As stated in the paragraph above, the cure is straightforward: simply position your plant’s Velvet plant so that it is out of direct sunlight. With proper watering and this method, your plant should quickly come back to life.
Why are my Gynura aurantiaca leaves drooping or wilting ?
This typically occurs when your Gynura aurantiaca gets dehydrated. Large plants are more at risk since they naturally require more water than smaller plants.
An easy way to know if your Gynura aurantiaca is lacking water is to under-weigh its pot, if it looks light, it means that the soil and the roots are probably quite dry, and therefore need water!
In order to ensure that the roots of your plant receive the water’s benefits, you must first moisten the soil in the container if it is absolutely dry. One common error is to immediately drown the Velvet plant after a dry period in the belief that it requires a lot of water.
This is the case, but giving too much water at once is the best way to finish it off, you should actually water the soil normally, resuming a quiet watering rhythm.
Caring Tips for Gynura aurantiaca
Your plant needs water to survive, but it’s crucial to balance the amount and timing of watering. As we previously mentioned, overwatering could be catastrophic for your Gynura aurantiaca.
You can tell if your plant needs water by touching the soil; if it still feels damp, it’s usually preferable to wait a few more days.
Always keep temperatures stable
It is also a good idea to keep your Gynura aurantiaca at a stable temperature (especially if it is kept indoors!). At GreenShack, we generally recommend staying in the 65 and 85 degrees F range. Of course, do not place your Gynura aurantiaca near a source of hot (or cold) air such as A/C units, radiators or the like.

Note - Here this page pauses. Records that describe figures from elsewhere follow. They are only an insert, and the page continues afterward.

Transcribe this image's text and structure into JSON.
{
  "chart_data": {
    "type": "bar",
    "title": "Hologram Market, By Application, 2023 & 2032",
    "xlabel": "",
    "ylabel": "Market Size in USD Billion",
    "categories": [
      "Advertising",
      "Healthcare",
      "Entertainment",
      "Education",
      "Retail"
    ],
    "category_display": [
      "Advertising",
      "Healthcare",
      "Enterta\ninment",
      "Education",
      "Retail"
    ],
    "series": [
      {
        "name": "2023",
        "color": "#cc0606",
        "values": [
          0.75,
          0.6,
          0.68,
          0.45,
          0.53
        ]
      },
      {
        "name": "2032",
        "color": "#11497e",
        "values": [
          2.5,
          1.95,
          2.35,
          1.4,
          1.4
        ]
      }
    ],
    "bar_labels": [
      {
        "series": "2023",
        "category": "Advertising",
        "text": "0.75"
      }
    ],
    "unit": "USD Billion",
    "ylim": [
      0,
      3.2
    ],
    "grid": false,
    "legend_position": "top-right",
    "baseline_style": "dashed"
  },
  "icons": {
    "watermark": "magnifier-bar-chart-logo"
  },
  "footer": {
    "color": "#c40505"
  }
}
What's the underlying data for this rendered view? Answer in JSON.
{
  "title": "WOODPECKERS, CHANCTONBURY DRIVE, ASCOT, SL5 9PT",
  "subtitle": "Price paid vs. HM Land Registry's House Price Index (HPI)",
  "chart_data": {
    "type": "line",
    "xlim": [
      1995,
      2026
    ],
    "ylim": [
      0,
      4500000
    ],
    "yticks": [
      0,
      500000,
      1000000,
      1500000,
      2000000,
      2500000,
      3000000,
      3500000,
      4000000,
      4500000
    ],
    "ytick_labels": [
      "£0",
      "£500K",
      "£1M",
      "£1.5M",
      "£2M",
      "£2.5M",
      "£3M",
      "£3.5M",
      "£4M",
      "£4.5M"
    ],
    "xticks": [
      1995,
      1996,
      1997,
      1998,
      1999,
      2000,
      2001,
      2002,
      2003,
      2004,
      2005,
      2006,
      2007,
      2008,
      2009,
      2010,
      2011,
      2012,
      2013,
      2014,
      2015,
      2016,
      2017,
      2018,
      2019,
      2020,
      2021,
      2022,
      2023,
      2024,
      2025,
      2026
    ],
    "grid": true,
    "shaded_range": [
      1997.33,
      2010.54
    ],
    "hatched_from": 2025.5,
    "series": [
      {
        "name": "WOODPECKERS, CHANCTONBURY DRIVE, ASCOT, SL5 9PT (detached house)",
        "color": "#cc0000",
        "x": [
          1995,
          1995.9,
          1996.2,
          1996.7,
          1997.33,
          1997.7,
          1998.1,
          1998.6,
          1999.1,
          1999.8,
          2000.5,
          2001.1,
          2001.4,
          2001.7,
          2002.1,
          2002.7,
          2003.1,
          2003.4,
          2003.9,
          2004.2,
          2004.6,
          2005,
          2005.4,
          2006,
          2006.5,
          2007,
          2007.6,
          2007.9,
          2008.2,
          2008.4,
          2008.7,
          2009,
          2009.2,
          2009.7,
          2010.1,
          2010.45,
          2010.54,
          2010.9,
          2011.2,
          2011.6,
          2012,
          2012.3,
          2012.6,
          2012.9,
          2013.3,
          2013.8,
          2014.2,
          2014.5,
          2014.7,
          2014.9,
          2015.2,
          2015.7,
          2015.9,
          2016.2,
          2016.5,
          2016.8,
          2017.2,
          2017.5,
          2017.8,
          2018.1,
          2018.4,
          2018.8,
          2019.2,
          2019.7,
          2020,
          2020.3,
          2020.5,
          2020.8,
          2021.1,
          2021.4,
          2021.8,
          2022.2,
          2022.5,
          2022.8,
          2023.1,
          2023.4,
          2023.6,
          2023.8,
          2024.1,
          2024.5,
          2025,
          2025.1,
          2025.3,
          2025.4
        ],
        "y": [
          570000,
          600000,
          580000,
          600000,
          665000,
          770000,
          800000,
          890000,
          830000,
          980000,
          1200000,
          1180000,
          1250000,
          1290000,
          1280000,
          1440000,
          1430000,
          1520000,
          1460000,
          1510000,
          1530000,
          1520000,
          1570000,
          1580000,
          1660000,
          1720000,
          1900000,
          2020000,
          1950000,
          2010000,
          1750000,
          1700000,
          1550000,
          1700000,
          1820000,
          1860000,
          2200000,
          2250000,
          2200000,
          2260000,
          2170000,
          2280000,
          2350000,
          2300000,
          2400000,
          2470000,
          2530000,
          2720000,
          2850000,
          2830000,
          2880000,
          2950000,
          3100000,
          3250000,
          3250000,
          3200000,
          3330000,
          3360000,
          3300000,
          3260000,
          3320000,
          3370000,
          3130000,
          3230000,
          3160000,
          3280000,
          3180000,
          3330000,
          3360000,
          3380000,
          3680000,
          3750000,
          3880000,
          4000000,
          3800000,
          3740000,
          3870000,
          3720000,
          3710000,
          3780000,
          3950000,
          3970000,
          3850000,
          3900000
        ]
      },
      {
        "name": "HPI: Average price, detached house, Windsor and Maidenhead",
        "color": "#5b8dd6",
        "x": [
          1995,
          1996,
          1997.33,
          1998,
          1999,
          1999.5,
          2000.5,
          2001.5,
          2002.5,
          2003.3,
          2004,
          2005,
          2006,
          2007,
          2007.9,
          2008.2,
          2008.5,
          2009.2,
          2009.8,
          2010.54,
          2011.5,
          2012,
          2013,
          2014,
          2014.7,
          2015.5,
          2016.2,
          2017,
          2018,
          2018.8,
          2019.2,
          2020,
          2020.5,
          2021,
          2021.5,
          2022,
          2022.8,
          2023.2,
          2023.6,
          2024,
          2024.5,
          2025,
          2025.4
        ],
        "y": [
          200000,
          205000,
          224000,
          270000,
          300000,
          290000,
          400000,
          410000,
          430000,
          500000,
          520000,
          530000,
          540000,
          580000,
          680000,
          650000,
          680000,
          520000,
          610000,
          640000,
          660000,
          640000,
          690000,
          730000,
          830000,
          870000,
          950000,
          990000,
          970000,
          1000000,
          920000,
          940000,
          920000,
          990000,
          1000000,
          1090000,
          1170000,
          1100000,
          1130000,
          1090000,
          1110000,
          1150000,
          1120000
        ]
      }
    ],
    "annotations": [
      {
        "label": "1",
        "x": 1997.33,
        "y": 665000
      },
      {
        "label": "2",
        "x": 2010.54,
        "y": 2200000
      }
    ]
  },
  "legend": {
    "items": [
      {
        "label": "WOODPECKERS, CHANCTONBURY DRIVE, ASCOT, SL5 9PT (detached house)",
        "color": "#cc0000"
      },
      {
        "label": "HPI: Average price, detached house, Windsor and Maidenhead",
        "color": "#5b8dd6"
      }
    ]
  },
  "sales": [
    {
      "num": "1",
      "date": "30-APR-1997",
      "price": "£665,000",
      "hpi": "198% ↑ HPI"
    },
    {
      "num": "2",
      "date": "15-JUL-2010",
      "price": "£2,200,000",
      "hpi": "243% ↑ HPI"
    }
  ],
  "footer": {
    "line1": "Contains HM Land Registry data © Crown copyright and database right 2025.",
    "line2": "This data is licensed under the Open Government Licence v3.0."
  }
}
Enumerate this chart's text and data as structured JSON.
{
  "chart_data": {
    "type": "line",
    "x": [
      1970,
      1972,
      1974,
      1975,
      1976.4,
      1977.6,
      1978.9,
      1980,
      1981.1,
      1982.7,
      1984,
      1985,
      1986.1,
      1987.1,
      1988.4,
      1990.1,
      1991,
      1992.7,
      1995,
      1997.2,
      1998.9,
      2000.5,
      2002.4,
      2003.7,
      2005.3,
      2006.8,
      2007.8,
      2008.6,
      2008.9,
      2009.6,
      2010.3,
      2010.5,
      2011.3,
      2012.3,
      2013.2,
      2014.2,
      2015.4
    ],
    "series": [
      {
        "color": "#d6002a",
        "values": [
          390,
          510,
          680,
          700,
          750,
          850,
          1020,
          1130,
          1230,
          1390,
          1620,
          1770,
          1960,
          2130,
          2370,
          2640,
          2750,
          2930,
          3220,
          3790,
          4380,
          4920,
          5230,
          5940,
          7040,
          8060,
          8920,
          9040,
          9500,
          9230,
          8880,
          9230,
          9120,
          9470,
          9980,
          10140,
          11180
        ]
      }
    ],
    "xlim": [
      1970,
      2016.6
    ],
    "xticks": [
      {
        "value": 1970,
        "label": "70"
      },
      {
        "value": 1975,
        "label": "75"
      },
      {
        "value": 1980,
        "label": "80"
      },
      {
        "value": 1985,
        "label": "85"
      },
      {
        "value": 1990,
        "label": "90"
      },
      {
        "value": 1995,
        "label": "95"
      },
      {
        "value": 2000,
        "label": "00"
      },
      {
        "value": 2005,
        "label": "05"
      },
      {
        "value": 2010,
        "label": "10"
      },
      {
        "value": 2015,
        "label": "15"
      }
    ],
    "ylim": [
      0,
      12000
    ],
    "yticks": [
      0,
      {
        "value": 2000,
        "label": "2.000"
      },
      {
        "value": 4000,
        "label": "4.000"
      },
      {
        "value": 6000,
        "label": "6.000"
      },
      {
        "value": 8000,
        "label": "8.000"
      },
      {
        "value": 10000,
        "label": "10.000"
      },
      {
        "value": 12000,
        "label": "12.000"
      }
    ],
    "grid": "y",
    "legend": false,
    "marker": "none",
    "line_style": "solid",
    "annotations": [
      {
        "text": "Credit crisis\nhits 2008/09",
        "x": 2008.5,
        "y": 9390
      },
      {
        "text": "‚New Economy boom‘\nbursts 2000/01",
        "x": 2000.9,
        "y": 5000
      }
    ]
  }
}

Keep your Velvet plant Dust-Free
This one is about houseplants. Your indoor plants’ leaves get dusty just like your furniture does. The problem is that this might prevent photosynthesis from beginning, which would result in the plants gradually losing their color.
For your Velvet plant, this would be a true descent into hell, and it would also appease the pests.
To remove the dust from the leaves of your plant, take a microfiber cloth and gently rub the leaves. You can wet the cloth to make it easier to remove the dust, but never use corrosive products (such as rubbing alcohol!)
Keep drainage in mind
If you have a tendency to overwater, you should be mindful of your drainage, and if they don’t already have them, we suggest selecting a saucer and a pot with drainage holes.
You can add volcanic rocks (or any other pebbles with holes) to the bottom of your pot in the interim if your pots don’t already have holes in them. This will help to form a channel so that the water doesn’t pool there for too long (preventing the rot of the roots!).